The Lolo National Forest will move forward with plans to treat 1,700 acres in the Pattee Canyon Recreation Area using new authority granted by Congress as part of this year's Omnibus Bill.

The Missoula Ranger District signed the Pattee Canyon Maintenance Decision on Aug. 1 and plans to begin the project as early as fall, though it's more likely to commence in the spring, Missoula District Ranger Jennifer Hensiek said Thursday.

“We have a pretty large field program that's ongoing currently, and depending on any fires we get right now, that probably wouldn't start this fall,” said Hensiek. “A lot more of the planning will continue this fall and implementation begins next spring.”

Hensiek said the maintenance work will utilize hand thinning and burning to remove ladder fuels and reduce the chance of a crown fire. The area sits in the wildland urban interface and is bordered by private land and homes in three directions.

Commercial logging isn't part of the project.

“There's a couple of really important objectives,” Hensiek said. “One – always in the forefront of my mind – is to reduce exposure to our first responders, and to reduce uncharacteristic, severe wildfire, both on the national forest and adjacent to the community.”

When passing the 2018 Omnibus Bill, Congress included an amendment allowing management agencies to complete smaller projects through a categorical exclusion – a move supported by Montana's congressional delegation.

While such exclusions still require specific design criteria, Hensiek said, they remove projects from the analysis required under standard rules. A categorical exclusion can be used to treat hazardous fuels on up to 3,000 acres within the wildland urban interface.

Hensiek said the rule may be new, but the process remains the same.

“I feel like we've had a number of categorical exclusions that allow us to move through the processes for quite some time,” said Hensiek. “While it's a new category, it's not necessarily a new process. Each of those processes still require public engagement and involvement, which it has with this project as well.”

Hensiek said work began in 1997 as the Pattee Blue Ecosystem Restoration Project, and treatments continued into the early 2000s. Over the past 20 years, however, the undergrowth has returned, elevating concerns that a crown fire could erupt and pose a risk to private residences and first responders.

The new project looks to maintain much of the work already completed, Hensiek said.

“As we have moved through time these past 20 years, it's been in the back of our minds how some of those ladder fuels are coming back into Pattee,” she said. “We felt it was time to do some maintenance in there instead of coming back for another large project. We can also use this opportunity to reintroduce some fire.”

The Missoula Ranger District and Lolo Restoration Committee hosted an open house in Pattee Canyon in July, during which it met with area residents.

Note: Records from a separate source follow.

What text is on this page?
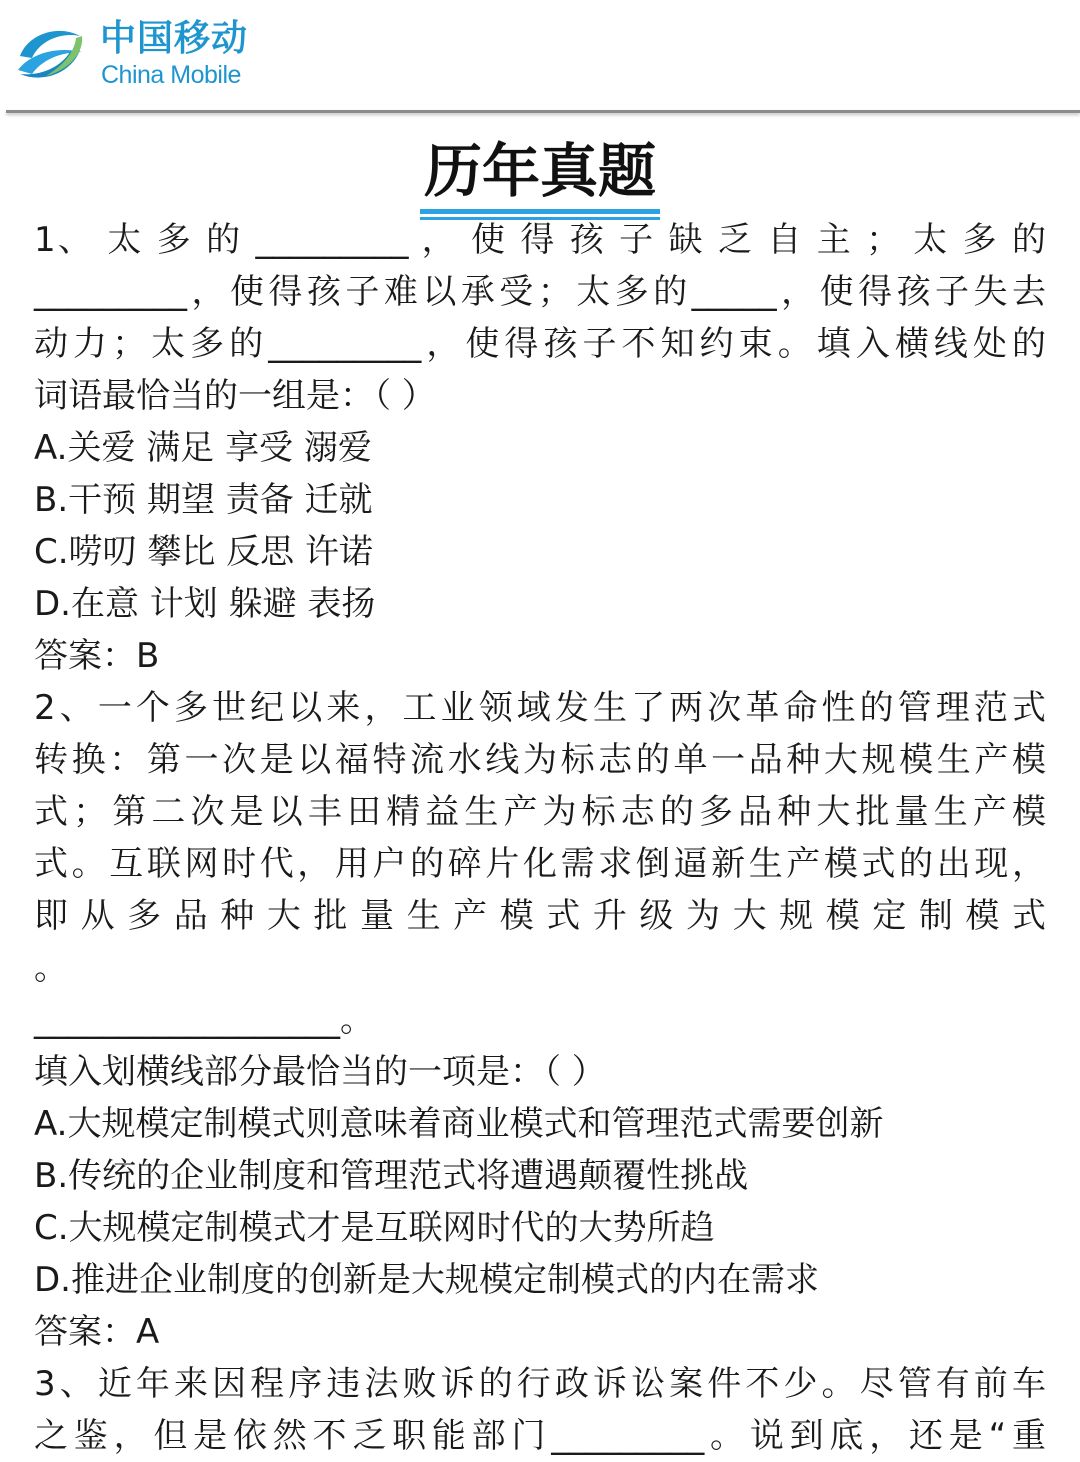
中国移动
China Mobile
历年真题

1、 太 多 的 _________ ， 使 得 孩 子 缺 乏 自 主 ； 太 多 的

_________，使得孩子难以承受；太多的_____，使得孩子失去

动力；太多的_________，使得孩子不知约束。填入横线处的

词语最恰当的一组是：（ ）

A.关爱 满足 享受 溺爱

B.干预 期望 责备 迁就

C.唠叨 攀比 反思 许诺

D.在意 计划 躲避 表扬

答案：B

2、一个多世纪以来，工业领域发生了两次革命性的管理范式

转换：第一次是以福特流水线为标志的单一品种大规模生产模

式；第二次是以丰田精益生产为标志的多品种大批量生产模

式。互联网时代，用户的碎片化需求倒逼新生产模式的出现，

即 从 多 品 种 大 批 量 生 产 模 式 升 级 为 大 规 模 定 制 模 式 。

__________________。

填入划横线部分最恰当的一项是：（ ）

A.大规模定制模式则意味着商业模式和管理范式需要创新

B.传统的企业制度和管理范式将遭遇颠覆性挑战

C.大规模定制模式才是互联网时代的大势所趋

D.推进企业制度的创新是大规模定制模式的内在需求

答案：A

3、近年来因程序违法败诉的行政诉讼案件不少。尽管有前车

之鉴，但是依然不乏职能部门_________。说到底，还是“重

Other efforts at public outreach have taken place, Hensiek said.

Still, the project has its opponents, including Mike Bader, an independent natural resources consultant and the former executive director of the Alliance for the Wild Rockies.

“This is what management from Washington, D.C., looks like,” he wrote Tuesday in an email to forest officials. “No public input, no public comment, no environmental analysis. All you have to do is cry 'fire!’ This uses our tax dollars to offer fire protection for people who built homes in the middle of the forest, in a steep canyon with only one way out.”

Hensiek disagreed, saying public outreach has been included, and the Lolo Restoration Committee has worked closely with area homeowners throughout the planning process.

“We started talking about this project last fall,” Hensiek said. “As we were in the planning process and that 30-day comment period, we had a scheduled public meeting that was noticed in the scoping letter. We had all kinds of opportunity, I think, for people to engage.”